Уэнтик рассмеялся и незамеченным вернулся в камеру.
В центре внимания Уэнтика в следующие два дня тюремной жизни так или иначе была рука и ее поддельное воздействие на его психику. Первые ощущения любопытства и робкое принятие возможности такого воздействия вскоре уступили место чисто академическому интересу к ее механизму. Во время допросов он еще несколько раз забирался под стол, но так и не смог понять, как она работает. В конце концов он был вынужден прийти к заключению, что это устройство не было изобретением Эстаурда (и уж во всяком случае не кого-то из его людей), но и он и эти его люди проходили испытание этой рукой, когда впервые оказались в тюрьме.
Как только он остановился на этом, от любопытства не осталось и следа.
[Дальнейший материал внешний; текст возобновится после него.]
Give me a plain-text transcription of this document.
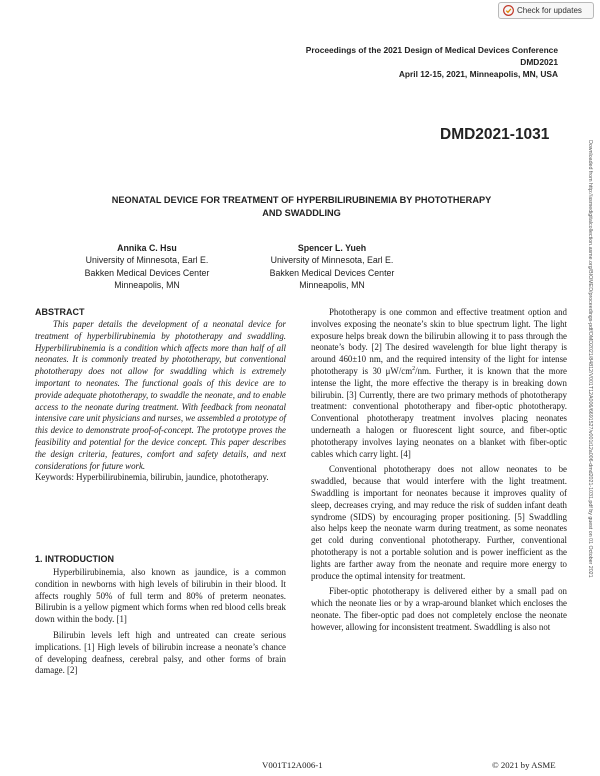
Check for updates
Proceedings of the 2021 Design of Medical Devices Conference
DMD2021
April 12-15, 2021, Minneapolis, MN, USA
DMD2021-1031
NEONATAL DEVICE FOR TREATMENT OF HYPERBILIRUBINEMIA BY PHOTOTHERAPY
AND SWADDLING
Annika C. Hsu
University of Minnesota, Earl E.
Bakken Medical Devices Center
Minneapolis, MN
Spencer L. Yueh
University of Minnesota, Earl E.
Bakken Medical Devices Center
Minneapolis, MN
ABSTRACT

This paper details the development of a neonatal device for treatment of hyperbilirubinemia by phototherapy and swaddling. Hyperbilirubinemia is a condition which affects more than half of all neonates. It is commonly treated by phototherapy, but conventional phototherapy does not allow for swaddling which is extremely important to neonates. The functional goals of this device are to provide adequate phototherapy, to swaddle the neonate, and to enable access to the neonate during treatment. With feedback from neonatal intensive care unit physicians and nurses, we assembled a prototype of this device to demonstrate proof-of-concept. The prototype proves the feasibility and potential for the device concept. This paper describes the design criteria, features, comfort and safety details, and next considerations for future work.

Keywords: Hyperbilirubinemia, bilirubin, jaundice, phototherapy.

1. INTRODUCTION

Hyperbilirubinemia, also known as jaundice, is a common condition in newborns with high levels of bilirubin in their blood. It affects roughly 50% of full term and 80% of preterm neonates. Bilirubin is a yellow pigment which forms when red blood cells break down within the body. [1]

Bilirubin levels left high and untreated can create serious implications. [1] High levels of bilirubin increase a neonate’s chance of developing deafness, cerebral palsy, and other forms of brain damage. [2]

Phototherapy is one common and effective treatment option and involves exposing the neonate’s skin to blue spectrum light. The light exposure helps break down the bilirubin allowing it to pass through the neonate’s body. [2] The desired wavelength for blue light therapy is around 460±10 nm, and the required intensity of the light for intense phototherapy is 30 $\mu W/cm^2/nm$. Further, it is known that the more intense the light, the more effective the therapy is in breaking down bilirubin. [3] Currently, there are two primary methods of phototherapy treatment: conventional phototherapy and fiber-optic phototherapy. Conventional phototherapy treatment involves placing neonates underneath a halogen or fluorescent light source, and fiber-optic phototherapy involves laying neonates on a blanket with fiber-optic cables which carry light. [4]

Conventional phototherapy does not allow neonates to be swaddled, because that would interfere with the light treatment. Swaddling is important for neonates because it improves quality of sleep, decreases crying, and may reduce the risk of sudden infant death syndrome (SIDS) by encouraging proper positioning. [5] Swaddling also helps keep the neonate warm during treatment, as some neonates get cold during conventional phototherapy. Further, conventional phototherapy is not a portable solution and is power inefficient as the lights are farther away from the neonate and require more energy to produce the optimal intensity for treatment.

Fiber-optic phototherapy is delivered either by a small pad on which the neonate lies or by a wrap-around blanket which encloses the neonate. The fiber-optic pad does not completely enclose the neonate however, allowing for inconsistent treatment. Swaddling is also not

Downloaded from http://asmedigitalcollection.asme.org/BIOMED/proceedings-pdf/DMD2021/84812/V001T12A006/6691527/v001t12a006-dmd2021-1031.pdf by guest on 01 October 2021
V001T12A006-1	© 2021 by ASME
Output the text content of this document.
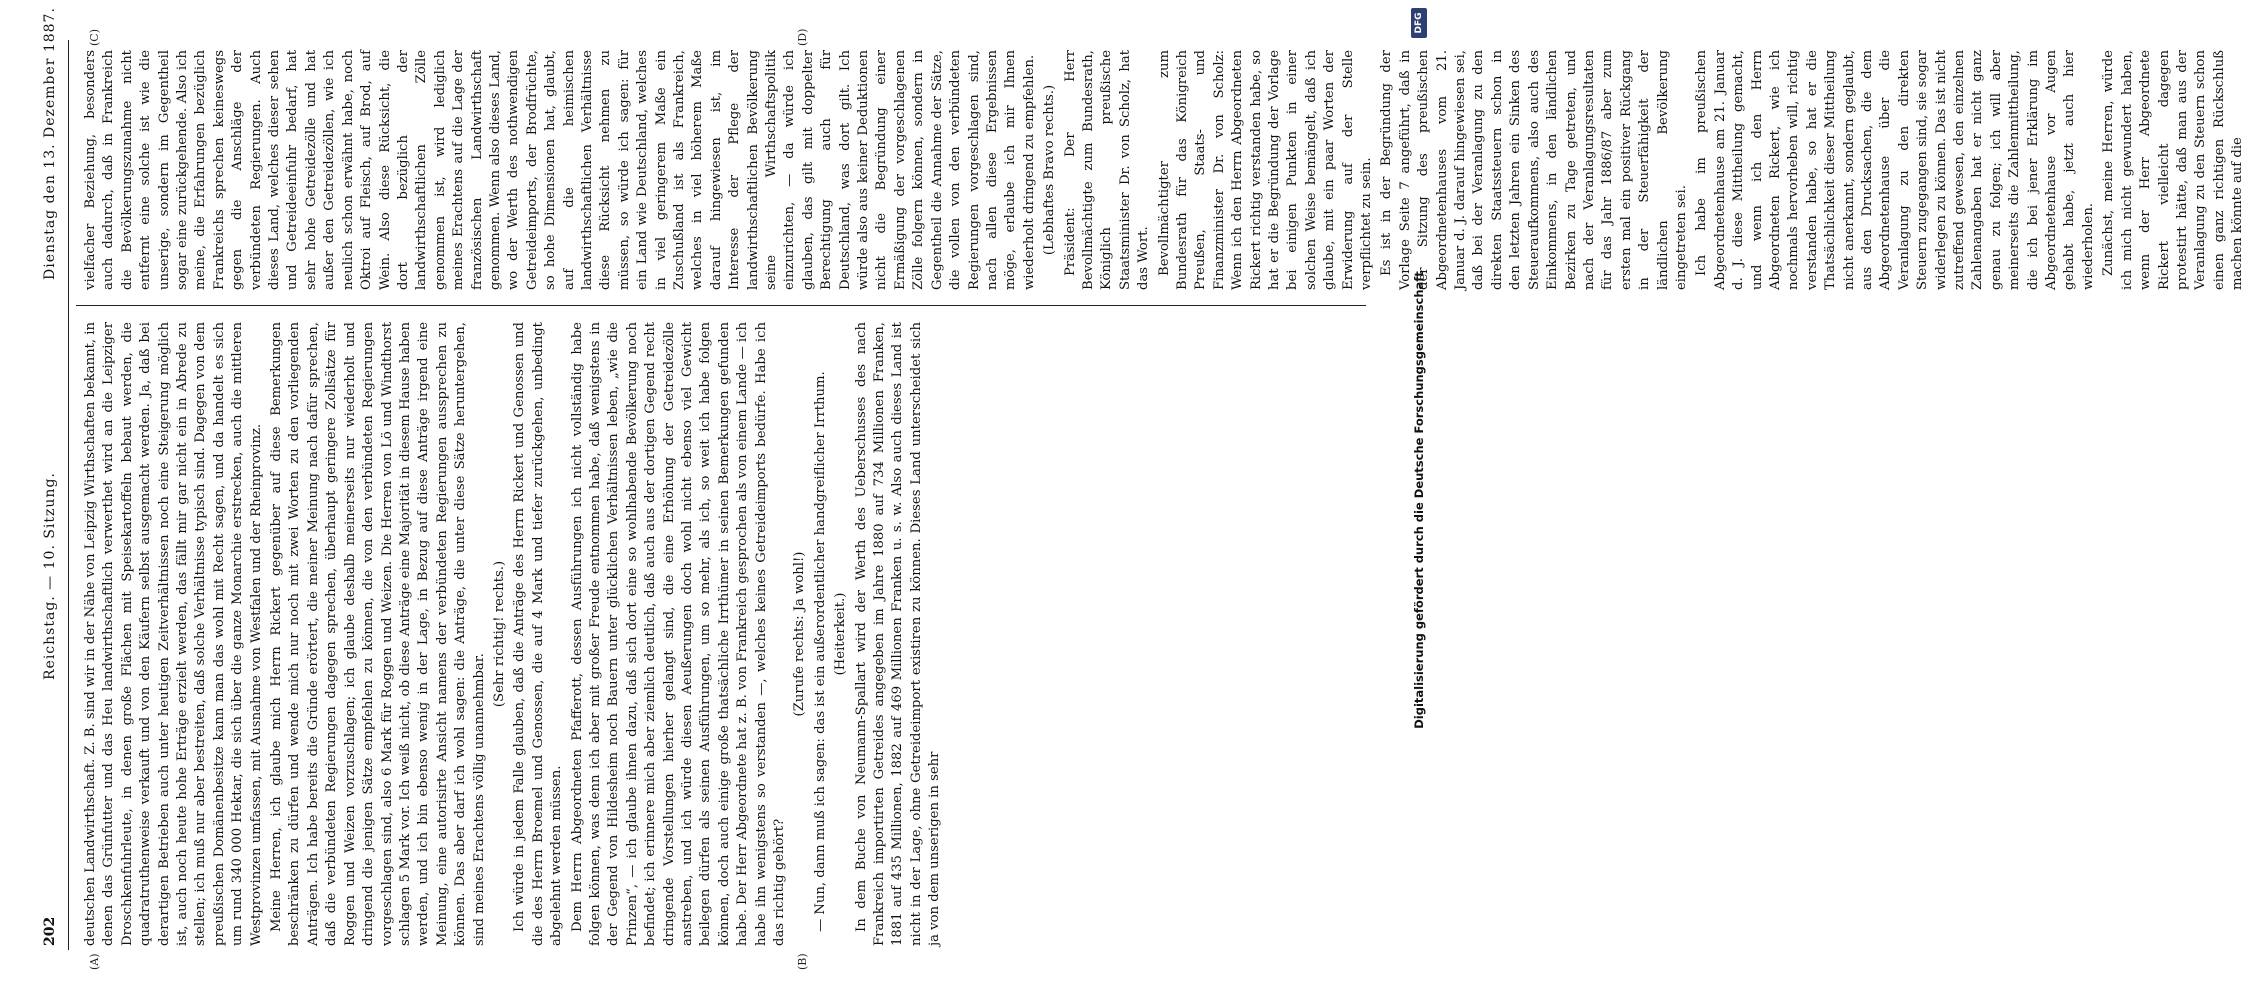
202
Reichstag. — 10. Sitzung.
Dienstag den 13. Dezember 1887.
(A)	(B)
(C)	(D)

deutschen Landwirthschaft. Z. B. sind wir in der Nähe von Leipzig Wirthschaften bekannt, in denen das Grünfutter und das Heu landwirthschaftlich verwerthet wird an die Leipziger Droschkenfuhrleute, in denen große Flächen mit Speisekartoffeln bebaut werden, die quadratruthenweise verkauft und von den Käufern selbst ausgemacht werden. Ja, daß bei derartigen Betrieben auch unter heutigen Zeitverhältnissen noch eine Steigerung möglich ist, auch noch heute hohe Erträge erzielt werden, das fällt mir gar nicht ein in Abrede zu stellen; ich muß nur aber bestreiten, daß solche Verhältnisse typisch sind. Dagegen von dem preußischen Domänenbesitze kann man das wohl mit Recht sagen, und da handelt es sich um rund 340 000 Hektar, die sich über die ganze Monarchie erstrecken, auch die mittleren Westprovinzen umfassen, mit Ausnahme von Westfalen und der Rheinprovinz. Meine Herren, ich glaube mich Herrn Rickert gegenüber auf diese Bemerkungen beschränken zu dürfen und wende mich nur noch mit zwei Worten zu den vorliegenden Anträgen. Ich habe bereits die Gründe erörtert, die meiner Meinung nach dafür sprechen, daß die verbündeten Regierungen dagegen sprechen, überhaupt geringere Zollsätze für Roggen und Weizen vorzuschlagen; ich glaube deshalb meinerseits nur wiederholt und dringend die jenigen Sätze empfehlen zu können, die von den verbündeten Regierungen vorgeschlagen sind, also 6 Mark für Roggen und Weizen. Die Herren von Lö und Windthorst schlagen 5 Mark vor. Ich weiß nicht, ob diese Anträge eine Majorität in diesem Hause haben werden, und ich bin ebenso wenig in der Lage, in Bezug auf diese Anträge irgend eine Meinung, eine autorisirte Ansicht namens der verbündeten Regierungen aussprechen zu können. Das aber darf ich wohl sagen: die Anträge, die unter diese Sätze heruntergehen, sind meines Erachtens völlig unannehmbar.

(Sehr richtig! rechts.) Ich würde in jedem Falle glauben, daß die Anträge des Herrn Rickert und Genossen und die des Herrn Broemel und Genossen, die auf 4 Mark und tiefer zurückgehen, unbedingt abgelehnt werden müssen. Dem Herrn Abgeordneten Pfafferott, dessen Ausführungen ich nicht vollständig habe folgen können, was denn ich aber mit großer Freude entnommen habe, daß wenigstens in der Gegend von Hildesheim noch Bauern unter glücklichen Verhältnissen leben, „wie die Prinzen“, — ich glaube ihnen dazu, daß sich dort eine so wohlhabende Bevölkerung noch befindet; ich erinnere mich aber ziemlich deutlich, daß auch aus der dortigen Gegend recht dringende Vorstellungen hierher gelangt sind, die eine Erhöhung der Getreidezölle anstreben, und ich würde diesen Aeußerungen doch wohl nicht ebenso viel Gewicht beilegen dürfen als seinen Ausführungen, um so mehr, als ich, so weit ich habe folgen können, doch auch einige große thatsächliche Irrthümer in seinen Bemerkungen gefunden habe. Der Herr Abgeordnete hat z. B. von Frankreich gesprochen als von einem Lande — ich habe ihn wenigstens so verstanden —, welches keines Getreideimports bedürfe. Habe ich das richtig gehört?

(Zurufe rechts: Ja wohl!) — Nun, dann muß ich sagen: das ist ein außerordentlicher handgreiflicher Irrthum. (Heiterkeit.) In dem Buche von Neumann-Spallart wird der Werth des Ueberschusses des nach Frankreich importirten Getreides angegeben im Jahre 1880 auf 734 Millionen Franken, 1881 auf 435 Millionen, 1882 auf 469 Millionen Franken u. s. w. Also auch dieses Land ist nicht in der Lage, ohne Getreideimport existiren zu können. Dieses Land unterscheidet sich ja von dem unserigen in sehr

vielfacher Beziehung, besonders auch dadurch, daß in Frankreich die Bevölkerungszunahme nicht entfernt eine solche ist wie die unserige, sondern im Gegentheil sogar eine zurückgehende. Also ich meine, die Erfahrungen bezüglich Frankreichs sprechen keineswegs gegen die Anschläge der verbündeten Regierungen. Auch dieses Land, welches dieser sehen und Getreideeinfuhr bedarf, hat sehr hohe Getreidezölle und hat außer den Getreidezöllen, wie ich neulich schon erwähnt habe, noch Oktroi auf Fleisch, auf Brod, auf Wein. Also diese Rücksicht, die dort bezüglich der landwirthschaftlichen Zölle genommen ist, wird lediglich meines Erachtens auf die Lage der französischen Landwirthschaft genommen. Wenn also dieses Land, wo der Werth des nothwendigen Getreideimports, der Brodfrüchte, so hohe Dimensionen hat, glaubt, auf die heimischen landwirthschaftlichen Verhältnisse diese Rücksicht nehmen zu müssen, so würde ich sagen: für ein Land wie Deutschland, welches in viel geringerem Maße ein Zuschußland ist als Frankreich, welches in viel höherem Maße darauf hingewiesen ist, im Interesse der Pflege der landwirthschaftlichen Bevölkerung seine Wirthschaftspolitik einzurichten, — da würde ich glauben, das gilt mit doppelter Berechtigung auch für Deutschland, was dort gilt. Ich würde also aus keiner Deduktionen nicht die Begründung einer Ermäßigung der vorgeschlagenen Zölle folgern können, sondern in Gegentheil die Annahme der Sätze, die vollen von den verbündeten Regierungen vorgeschlagen sind, nach allen diese Ergebnissen möge, erlaube ich mir Ihnen wiederholt dringend zu empfehlen. (Lebhaftes Bravo rechts.) Präsident: Der Herr Bevollmächtigte zum Bundesrath, Königlich preußische Staatsminister Dr. von Scholz, hat das Wort. Bevollmächtigter zum Bundesrath für das Königreich Preußen, Staats- und Finanzminister Dr. von Scholz: Wenn ich den Herrn Abgeordneten Rickert richtig verstanden habe, so hat er die Begründung der Vorlage bei einigen Punkten in einer solchen Weise bemängelt, daß ich glaube, mit ein paar Worten der Erwiderung auf der Stelle verpflichtet zu sein. Es ist in der Begründung der Vorlage Seite 7 angeführt, daß in der Sitzung des preußischen Abgeordnetenhauses vom 21. Januar d. J. darauf hingewiesen sei, daß bei der Veranlagung zu den direkten Staatssteuern schon in den letzten Jahren ein Sinken des Steueraufkommens, also auch des Einkommens, in den ländlichen Bezirken zu Tage getreten, und nach der Veranlagungsresultaten für das Jahr 1886/87 aber zum ersten mal ein positiver Rückgang in der Steuerfähigkeit der ländlichen Bevölkerung eingetreten sei. Ich habe im preußischen Abgeordnetenhause am 21. Januar d. J. diese Mittheilung gemacht, und wenn ich den Herrn Abgeordneten Rickert, wie ich nochmals hervorheben will, richtig verstanden habe, so hat er die Thatsächlichkeit dieser Mittheilung nicht anerkannt, sondern geglaubt, aus den Drucksachen, die dem Abgeordnetenhause über die Veranlagung zu den direkten Steuern zugegangen sind, sie sogar widerlegen zu können. Das ist nicht zutreffend gewesen, den einzelnen Zahlenangaben hat er nicht ganz genau zu folgen; ich will aber meinerseits die Zahlenmittheilung, die ich bei jener Erklärung im Abgeordnetenhause vor Augen gehabt habe, jetzt auch hier wiederholen. Zunächst, meine Herren, würde ich mich nicht gewundert haben, wenn der Herr Abgeordnete Rickert vielleicht dagegen protestirt hätte, daß man aus der Veranlagung zu den Steuern schon einen ganz richtigen Rückschluß machen könnte auf die

Digitalisierung gefördert durch die Deutsche Forschungsgemeinschaft
DFG
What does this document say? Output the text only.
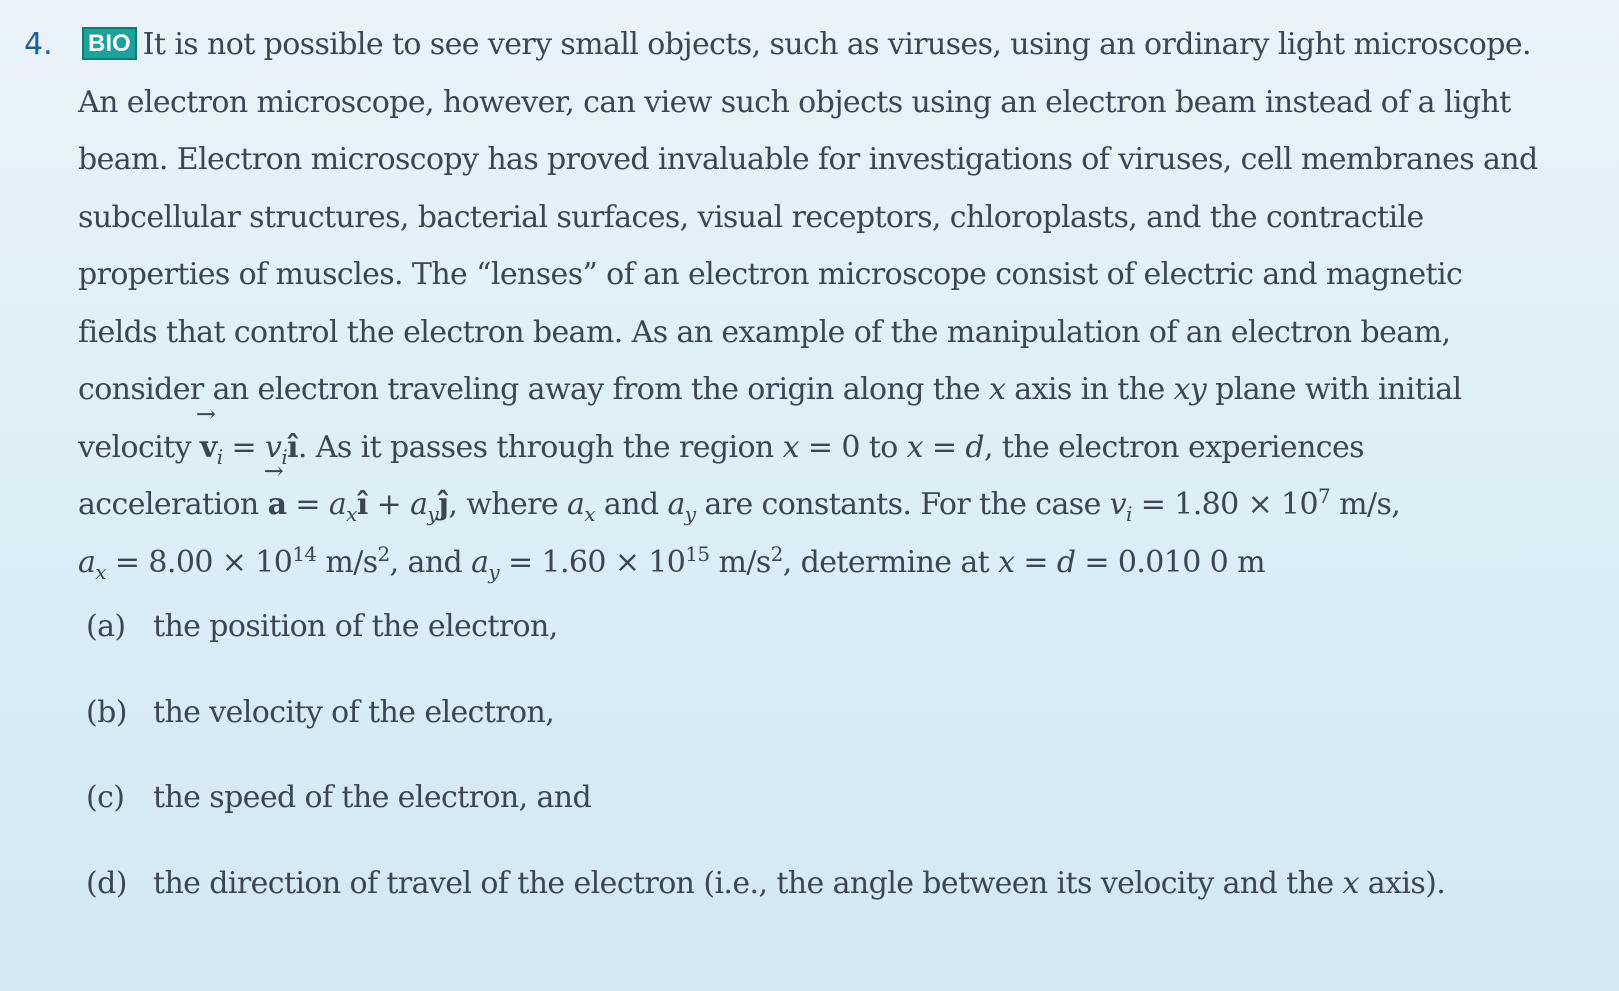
4.	BIO It is not possible to see very small objects, such as viruses, using an ordinary light microscope.
An electron microscope, however, can view such objects using an electron beam instead of a light
beam. Electron microscopy has proved invaluable for investigations of viruses, cell membranes and
subcellular structures, bacterial surfaces, visual receptors, chloroplasts, and the contractile
properties of muscles. The “lenses” of an electron microscope consist of electric and magnetic
fields that control the electron beam. As an example of the manipulation of an electron beam,
consider an electron traveling away from the origin along the x axis in the xy plane with initial
velocity
→
$v_i$ = $v_iî$. As it passes through the region x = 0 to x = d, the electron experiences
acceleration
→
$a = a_xî$ + $a_yĵ$, where $a_x$ and $a_y$ are constants. For the case $v_i = 1.80 \times 10^7$ m/s,
$a_x = 8.00 \times 10^{14}$ $m/s^2$, and $a_y = 1.60 \times 10^{15}$ $m/s^2$, determine at x = d = 0.010 0 m
(a) the position of the electron,
(b) the velocity of the electron,
(c) the speed of the electron, and
(d) the direction of travel of the electron (i.e., the angle between its velocity and the x axis).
Все его внимание сосредоточилось на иррациональности поведения Эстаурда.
Мотивы этого поведения Уэнтика совершенно не заботили, но его ставила в тупик непоследовательность реакций этого человека. Когда он пытался перехитрить руку, черты лица Эстаурда выражали озадаченность, если не признаки мании преследования. Но стоило ему начать отвечать на вопросы более агрессивно, Эстаурд перехватывал инициативу и обстреливал его вопросами все быстрее и быстрее. Был случай, когда Уэнтику наскучила и эта новая серия допросов, как и все предыдущие. Эстаурд поднялся на ноги и стал рычать, не сводя с него глаз; рука в центре стола напряглась до предела. Уэнтик по-настоящему испугался, а когда по незаметному знаку Эстаурда люди в белом стали приближаться к нему, он быстро сбежал в относительную безопасность своей камеры.
Вооружившись более или менее приемлемой рабочей гипотезой о природе руки, но осознавая непредсказуемость поведения Эстаурда, Уэнтик стал замечать, что сны, все еще докучавшие ему, начали тускнеть, а спустя несколько дней больше вовсе не появлялись.
На тринадцатый день после первого знакомства с рукой на столе Уэнтик шагал по коридору, направляясь в кухню, чтобы соорудить себе импровизированный завтрак, и заметил, что с окон, выходивших на долину, сняты ставни.
Возле тюрьмы по-прежнему стоял вертолет. Снять лопасти несущих винтов им все же удалось, причем поблизости их не было видно.
Выйдя на луг, Уэнтик не пошел прямо к столу, а направился туда, где стояли остальные люди. Казалось, они испугались, некоторые попятились или переместились так, чтобы между ними и Уэнтиком оказались деревья.